168澳洲幸运5开奖网:Cities: Skylines 2 looks like a very pretty game. In its latest glossy trailer, pushed out ahead of its October 24 release date, we see a resplendent city shimmering in the sunlight, beams of bright white dazzling on glass, calling city-dwellers with potential and promise. Cars flood the freshly formed streets, rubber paws prowling districts conjured by your own godly hand, metal scraping and writhing on top of itself, life bursting forth as high rises and condominiums and penthouses tower over the hustle and the bustle, the rush and the concrete and smog-filled air. You build cathedrals and chemical plants, foundations and factories, opportunities and offices. This is a world of your own making, the screaming mass of humanity arriving at your whim📖. What a violent video game indeed.
The aim of 168澳洲幸运5开奖网:Cities: Skylines 2, much like its predecessor, is to build a city. "Every road, every home, every skys🏅craper, every district i𝔉s nothing without you," the trailer tells us, and despite the uplifting music, it almost feels like a threat. Each image we see in the trailer, every scar of road, tumour of building, feels inescapably like we are the bad guy, eradicating everything in our path for these silly and feeble pleasures.
Of course, the aim is not to be violent. You aren't intentionally building a death trap full of creative ways to maim and murder your unwitting inhabitants. It doesn't even have the violent-adjacent leanings of Humanity, the puzzle game where you direct followers around a map and can drop them off the edge of the world with no consequences. Cities: Skylines 2, most people would argue, is not violent at all.
In fact, Cities: Skylines 2 is marketed around its lack of violence. While a lot of games exist in a 'kill or be killed' headspace, Cities is positively peaceful. As light muzak plays, you plop down a city block like a kid with Lego, and line up all of the roads neatly. It's an organised, relaxing time, where everything just feels warm and snug. We have a serious problem with describing things as 'wholesome' or 'cosy' in gaming, and Cities: Skylines 2 is the ideal candidate to be called wholesome and cosy. The more realistic art style means it doesn't tick every wholesome box, but that sensation it's supposed to leave you with is the same.

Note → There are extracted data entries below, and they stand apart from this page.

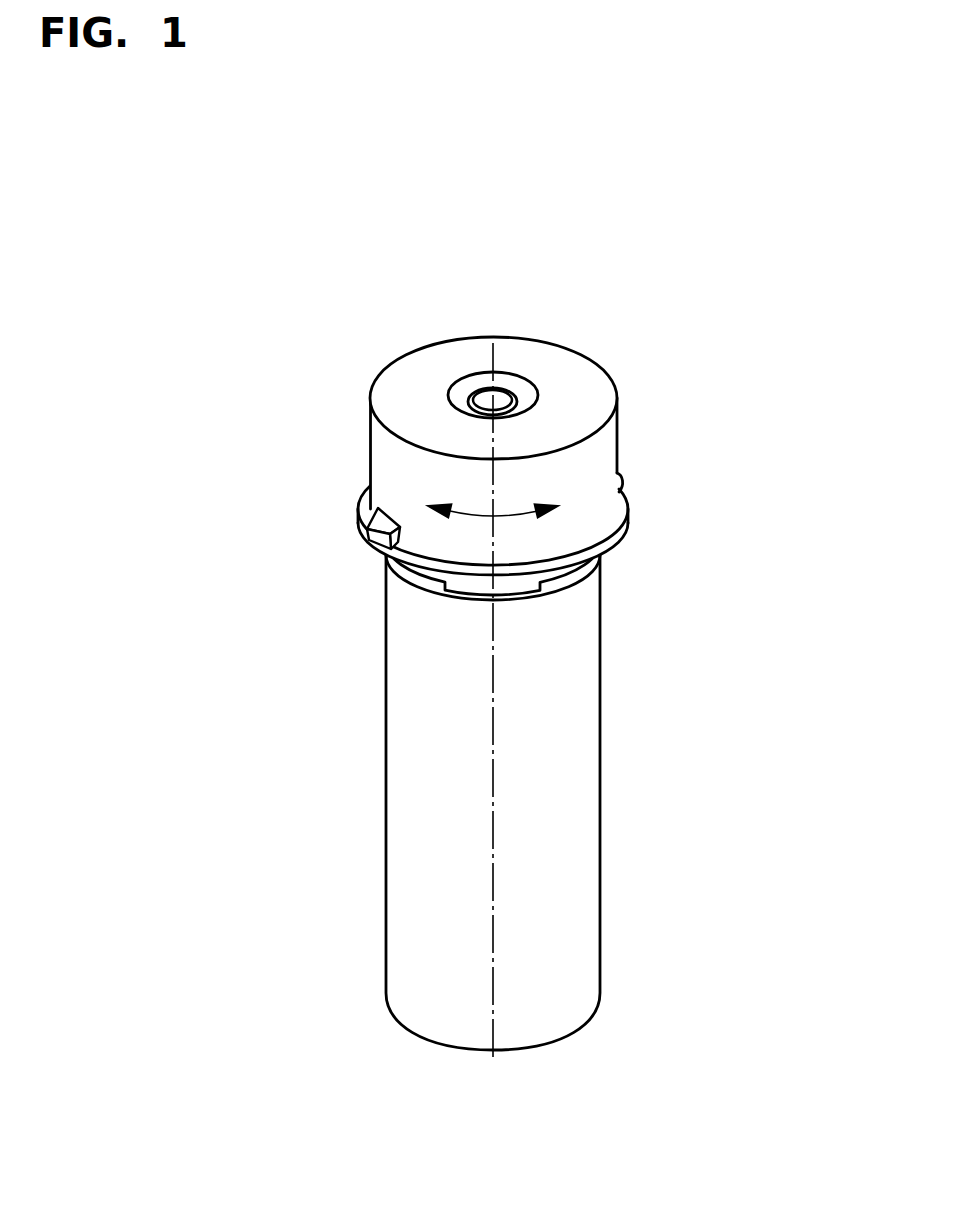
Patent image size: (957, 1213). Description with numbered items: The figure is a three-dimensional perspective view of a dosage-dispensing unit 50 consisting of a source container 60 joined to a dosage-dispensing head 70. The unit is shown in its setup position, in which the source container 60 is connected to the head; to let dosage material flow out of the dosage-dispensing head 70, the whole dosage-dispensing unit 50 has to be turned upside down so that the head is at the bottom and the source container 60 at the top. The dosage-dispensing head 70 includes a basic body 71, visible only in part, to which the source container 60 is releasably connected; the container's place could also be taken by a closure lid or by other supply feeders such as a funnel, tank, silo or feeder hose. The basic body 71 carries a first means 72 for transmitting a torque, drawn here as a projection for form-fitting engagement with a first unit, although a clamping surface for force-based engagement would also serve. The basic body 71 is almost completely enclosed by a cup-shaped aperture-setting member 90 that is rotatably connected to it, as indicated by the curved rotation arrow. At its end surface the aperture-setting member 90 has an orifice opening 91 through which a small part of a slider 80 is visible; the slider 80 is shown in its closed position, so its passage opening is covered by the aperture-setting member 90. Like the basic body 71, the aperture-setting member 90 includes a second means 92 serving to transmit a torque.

The dosage-dispensing unit 50 is at (518, 596).
The source container 60 is at (521, 779).
The dosage-dispensing head 70 is at (517, 596).
The basic body 71 is at (607, 538).
The first means for transmitting a torque 72 is at (540, 595).
The slider 80 is at (500, 405).
The aperture-setting member 90 is at (412, 403).
The orifice opening 91 is at (472, 385).
The second means for transmitting a torque 92 is at (385, 527).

If I played it, it might well leave me with the same sensation. I like organisation, it's a great game to 'switch your brain off' to, and there is both instant and delayed gratification in constructing a mammoth metropolis like this one. I imagine it would make me feel similarly fulfilled to 168澳洲幸运5开奖网:Animal Crossing: New Horizons, which I poured 250 hours into at launch and have revisited for close to 50 more with the extra expansions. But the key difference is that, in Animal Crossing, you interact with the local flora and fauna - the most disruption you cause is through sustainable fishing or weeding your garden of🔯 the naturally occurring plant life.

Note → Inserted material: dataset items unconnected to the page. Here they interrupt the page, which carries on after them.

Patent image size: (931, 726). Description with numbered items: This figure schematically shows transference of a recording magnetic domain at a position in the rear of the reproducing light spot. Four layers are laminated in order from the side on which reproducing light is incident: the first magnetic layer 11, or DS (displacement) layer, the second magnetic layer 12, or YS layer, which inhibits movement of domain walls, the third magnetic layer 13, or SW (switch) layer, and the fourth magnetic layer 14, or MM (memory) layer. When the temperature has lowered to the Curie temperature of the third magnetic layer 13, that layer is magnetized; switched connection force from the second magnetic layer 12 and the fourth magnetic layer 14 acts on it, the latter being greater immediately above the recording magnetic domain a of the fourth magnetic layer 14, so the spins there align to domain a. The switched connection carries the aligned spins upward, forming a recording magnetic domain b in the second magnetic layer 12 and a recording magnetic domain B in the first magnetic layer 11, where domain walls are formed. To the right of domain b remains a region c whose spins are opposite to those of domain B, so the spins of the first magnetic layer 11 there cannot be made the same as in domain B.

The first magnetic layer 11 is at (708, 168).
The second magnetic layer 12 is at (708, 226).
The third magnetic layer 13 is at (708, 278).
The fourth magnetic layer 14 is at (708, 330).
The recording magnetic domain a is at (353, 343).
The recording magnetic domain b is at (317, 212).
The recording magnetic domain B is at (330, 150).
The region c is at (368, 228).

However, in Cities: Skylines 2 we see you wreak havoc upon the local ecology, and that's just in the snippet of the trailer. You stomp down roads on bountiful grass, ripping up trees to stake suburbs into the dirt. You sicken the air with noise and smoke, steal the stars with your eternal electric lights, and eradicate the homes of millions of creatures to make room for a few thousand humans. With deforestation, pollution, the climate crisis, and overpopulation all major issues in our society, to see a video game put you in charge of the whole process and package it as a wholesome, feel-good time is odd to see.
I know this is the way the world works, and indeed the way the original Cities: Skylines worked. It's not necessarily a criticism of the game itself. Just an observation of the commodification of our own destruction, and how normalised our endless march towards planetary doom has become. There's nothing wrong with Cities: Skylines 2 and playing it doesn't make you a bad person, but if we think of games (or of all art) as being both passively and actively political, Cities has a lot to say, and loudly, even if it's all transferred passively. You can keep your city builders, and I'll go back to chopping heads of demons in Diablo 4. That's much less violent.